El páramo de El Ángel

 

El tiempo pasa y se nota cuando los superhéroes de nuestra infancia, nuestros padres, tíos y sus amigos envejecen, se encorvan, se encogen, se vuelven lentos, silenciosos, taciturnos y tristes.

Parecía una gran idea, llevar a nuestro padre desde Tulcán hasta El Ángel, por el camino viejo, que va por el páramo, para aprovechar las bondades del flamante Jeep del cual queríamos hacer gala, llevarlo a “Chalpatán”, pasar por “el Pirlao”, “la quebrada de Piedras”, las lagunas del “Voladero”, ver de lejos “la finca del Carlos”, asomarnos a Chabayán, la Libertad, bajar a El Ángel, ver los frailejones en su esplendor y embellecer el domingo, por los caminos de la infancia de papá.

Paramo Angel

Nosotros habíamos crecido con la historias de nuestro padre y sus amigos, de aventuras, de pesca, de Chalpatán, de caminatas, de frio, de neblina, de lluvia, de vehículos aparcados a la vera del camino para esconder unas cuantas aventuras de amor furtivo, que rayaban en lo prohibido, de musgo, de anzuelos, de pan de dulce que debía servir como carnada para pescar las truchas, de habas y tostado, de melcochas, de dulce de leche, de truchas, de los “Piel Roja”, de risa, de amistad.

Lo primero que nos llamó la atención es que el camino estaba seco y polvoriento, los cultivos de papa llegaban hasta el reino de los frailejones y parecía que estos estaban en retirada, unos hilos de agua, dónde se suponía que los jóvenes de antaño pescaban, solo eran pedregales secos, a más de escombros arrinconados abandonados y que afeaban el paisaje, indicaban las construcciones de cemento sin estética que estaban regadas aquí y allá, de vez en cuando, el paso raudo de camiones y cualquier vehículo que llevaban y traían cualquier cosa.

Nada quedaba de los lugares de pesca, ni de los lugares dónde se metía la mano en el agua para sacar las ramas de Sunfo y preparar el agua aromática propia del páramo, inolvidable.

De forma extraña, el cielo era un inmenso manto azul y desde allí se podían ver las montañas nevadas, que no habíamos visto jamás desde el páramo de El Ángel, el Cayambe al alcance de la mano, un poco más lejano el Cotopaxi y un sinfín de picos que caracterizan al Ecuador.

La modernidad había abierto caminos y las Lagunas del Voladero estaban cerca, estos ojos de agua que se resisten a morir y siguen hermosas, luminosas, cautivantes y cercadas por los frailejones, como guardianes de su belleza tan particular.

Luego observamos el hermoso valle frio dónde descansa la pintoresca ciudad de El Ángel, desde lo que era la hacienda del Carlos y dónde los más viejos recordaban la figura más hermosa de una mujer que hacía gala de erotismo y sensualidad, mientras llegaba al encuentro de los amigos al lomo de su caballo.

Los más jóvenes en llegar a la adolescencia descubrieron el poder de la belleza femenina que los aturdía y se guardaría su recuerdo picaresco para siempre, mientras la singular mujer dejaba volar su melena al viento y los sensuales movimientos de su cuerpo insinuaban sensaciones aún desconocidas y cautivantes al son del galope de su corcel.

Antes de ir a la pequeña ciudad había que ir a Chabayán y recordar las noches en los viejos cuartos dónde se apilaban los sacos de habas que esperaban ser llevados al mercado y que servían como un refugio, improvisado para que los aventureros intentaran dormir sobre las habas.
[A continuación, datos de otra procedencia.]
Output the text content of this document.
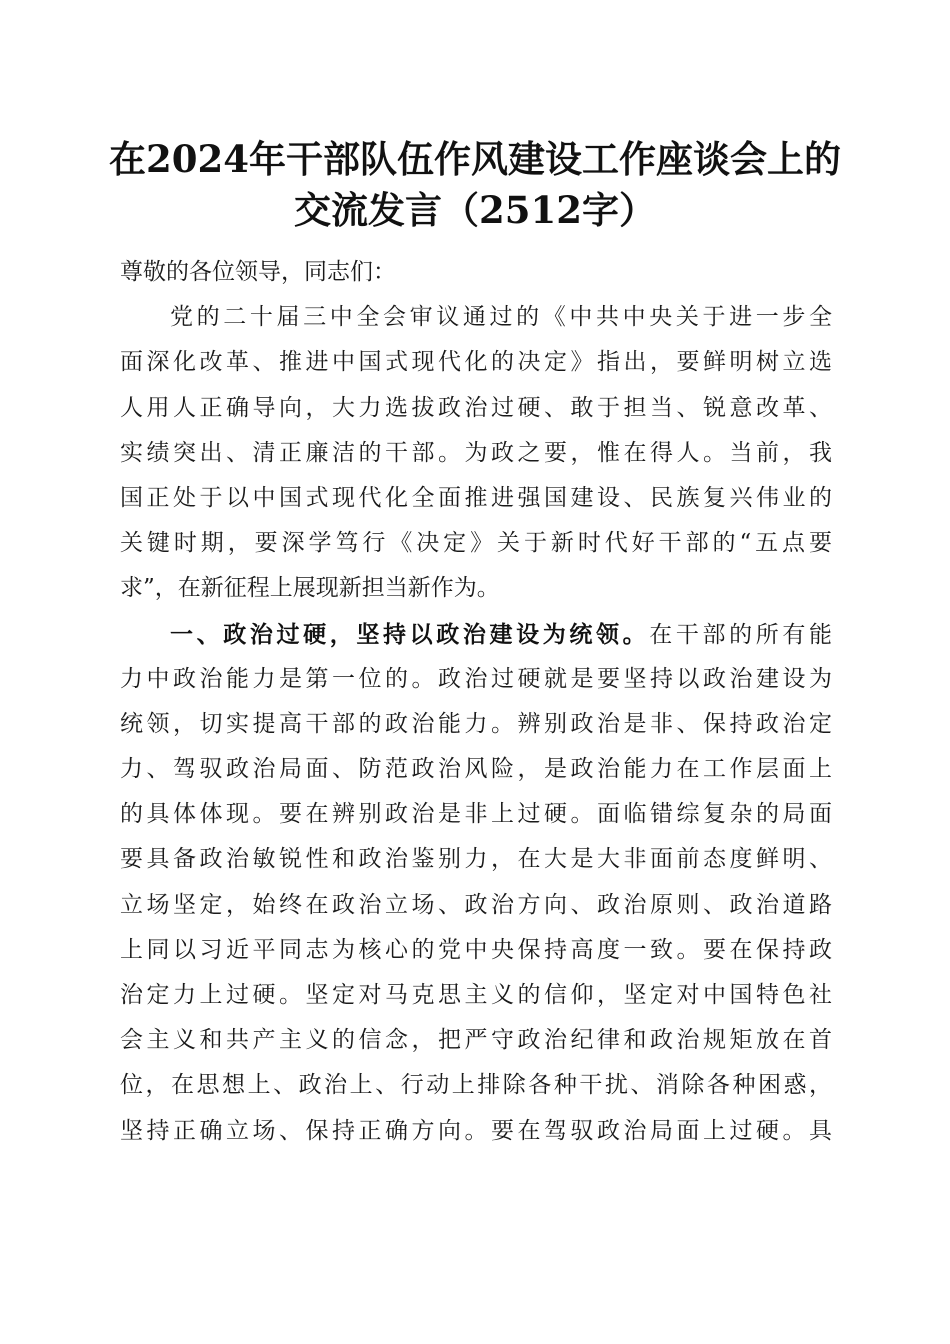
在2024年干部队伍作风建设工作座谈会上的
交流发言（2512字）
尊敬的各位领导，同志们：
党的二十届三中全会审议通过的《中共中央关于进一步全
面深化改革、推进中国式现代化的决定》指出，要鲜明树立选
人用人正确导向，大力选拔政治过硬、敢于担当、锐意改革、
实绩突出、清正廉洁的干部。为政之要，惟在得人。当前，我
国正处于以中国式现代化全面推进强国建设、民族复兴伟业的
关键时期，要深学笃行《决定》关于新时代好干部的“五点要
求”，在新征程上展现新担当新作为。
一、政治过硬，坚持以政治建设为统领。在干部的所有能
力中政治能力是第一位的。政治过硬就是要坚持以政治建设为
统领，切实提高干部的政治能力。辨别政治是非、保持政治定
力、驾驭政治局面、防范政治风险，是政治能力在工作层面上
的具体体现。要在辨别政治是非上过硬。面临错综复杂的局面
要具备政治敏锐性和政治鉴别力，在大是大非面前态度鲜明、
立场坚定，始终在政治立场、政治方向、政治原则、政治道路
上同以习近平同志为核心的党中央保持高度一致。要在保持政
治定力上过硬。坚定对马克思主义的信仰，坚定对中国特色社
会主义和共产主义的信念，把严守政治纪律和政治规矩放在首
位，在思想上、政治上、行动上排除各种干扰、消除各种困惑，
坚持正确立场、保持正确方向。要在驾驭政治局面上过硬。具
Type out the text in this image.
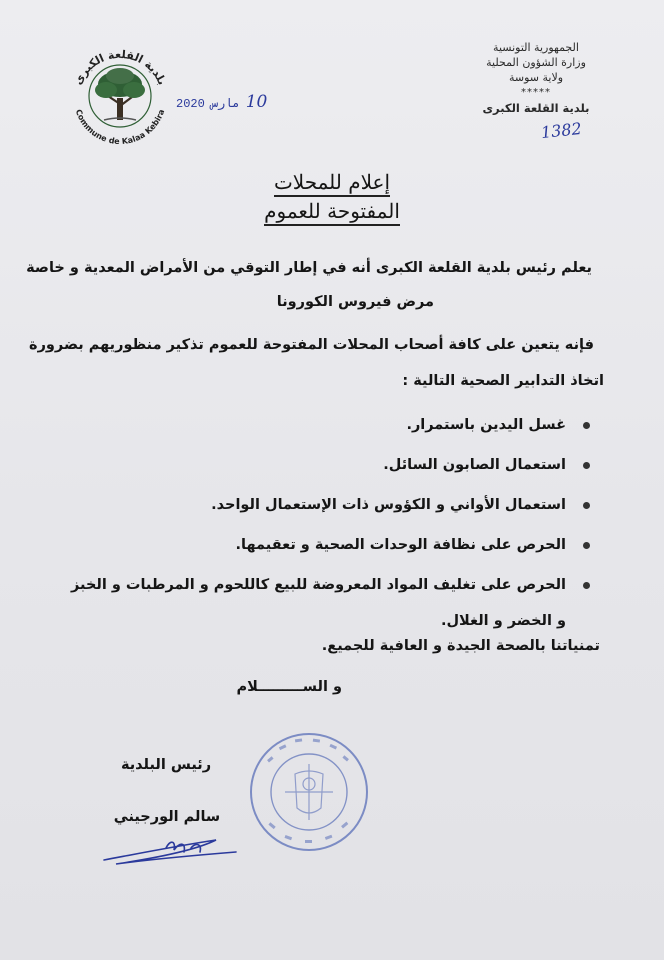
الجمهورية التونسية
وزارة الشؤون المحلية
ولاية سوسة
*****
بلدية القلعة الكبرى
1382
بلدية القلعة الكبرى
Commune de Kalaa Kebira
2020 مارس 10
إعلام للمحلات
المفتوحة للعموم
يعلم رئيس بلدية القلعة الكبرى أنه في إطار التوقي من الأمراض المعدية و خاصة
مرض فيروس الكورونا
فإنه يتعين على كافة أصحاب المحلات المفتوحة للعموم تذكير منظوريهم بضرورة
اتخاذ التدابير الصحية التالية :
غسل اليدين باستمرار.
استعمال الصابون السائل.
استعمال الأواني و الكؤوس ذات الإستعمال الواحد.
الحرص على نظافة الوحدات الصحية و تعقيمها.
الحرص على تغليف المواد المعروضة للبيع كاللحوم و المرطبات و الخبز
و الخضر و الغلال.
تمنياتنا بالصحة الجيدة و العافية للجميع.
و الســـــــــلام
رئيس البلدية
سالم الورجيني
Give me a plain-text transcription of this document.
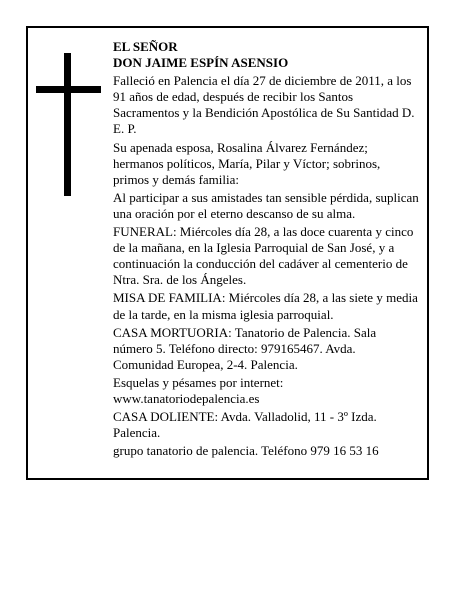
EL SEÑOR
DON JAIME ESPÍN ASENSIO

Falleció en Palencia el día 27 de diciembre de 2011, a los 91 años de edad, después de recibir los Santos Sacramentos y la Bendición Apostólica de Su Santidad D. E. P.

Su apenada esposa, Rosalina Álvarez Fernández; hermanos políticos, María, Pilar y Víctor; sobrinos, primos y demás familia:

Al participar a sus amistades tan sensible pérdida, suplican una oración por el eterno descanso de su alma.

FUNERAL: Miércoles día 28, a las doce cuarenta y cinco de la mañana, en la Iglesia Parroquial de San José, y a continuación la conducción del cadáver al cementerio de Ntra. Sra. de los Ángeles.

MISA DE FAMILIA: Miércoles día 28, a las siete y media de la tarde, en la misma iglesia parroquial.

CASA MORTUORIA: Tanatorio de Palencia. Sala número 5. Teléfono directo: 979165467. Avda. Comunidad Europea, 2-4. Palencia.

Esquelas y pésames por internet: www.tanatoriodepalencia.es

CASA DOLIENTE: Avda. Valladolid, 11 - 3º Izda. Palencia.

grupo tanatorio de palencia. Teléfono 979 16 53 16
Eran esos tiempos cuando, al filo de la media noche, un par de jóvenes amantes susurraran sus cantos de amor en el fondo de la estancia, sin poder contener sus deseos de amarse con locura, con el riesgo de se oídos por los visitantes que intentaban descansar en tan extraño paraje.

Para luego llegar a El Ángel, ciudad que guarda aires de un pasado marcado por el sosiego, dónde parece transcurrir el tiempo en cámara lenta, el trabajo silencioso en el campo, interrumpidos por el sonido de los motores de unos cuantos vehículos que van y vienen, las jornadas de pesca, las noches de bohemia, de hervidos, de aguardiente de música y de risa, mientras el templo de la iglesia los miraba con sospecha y con recelo.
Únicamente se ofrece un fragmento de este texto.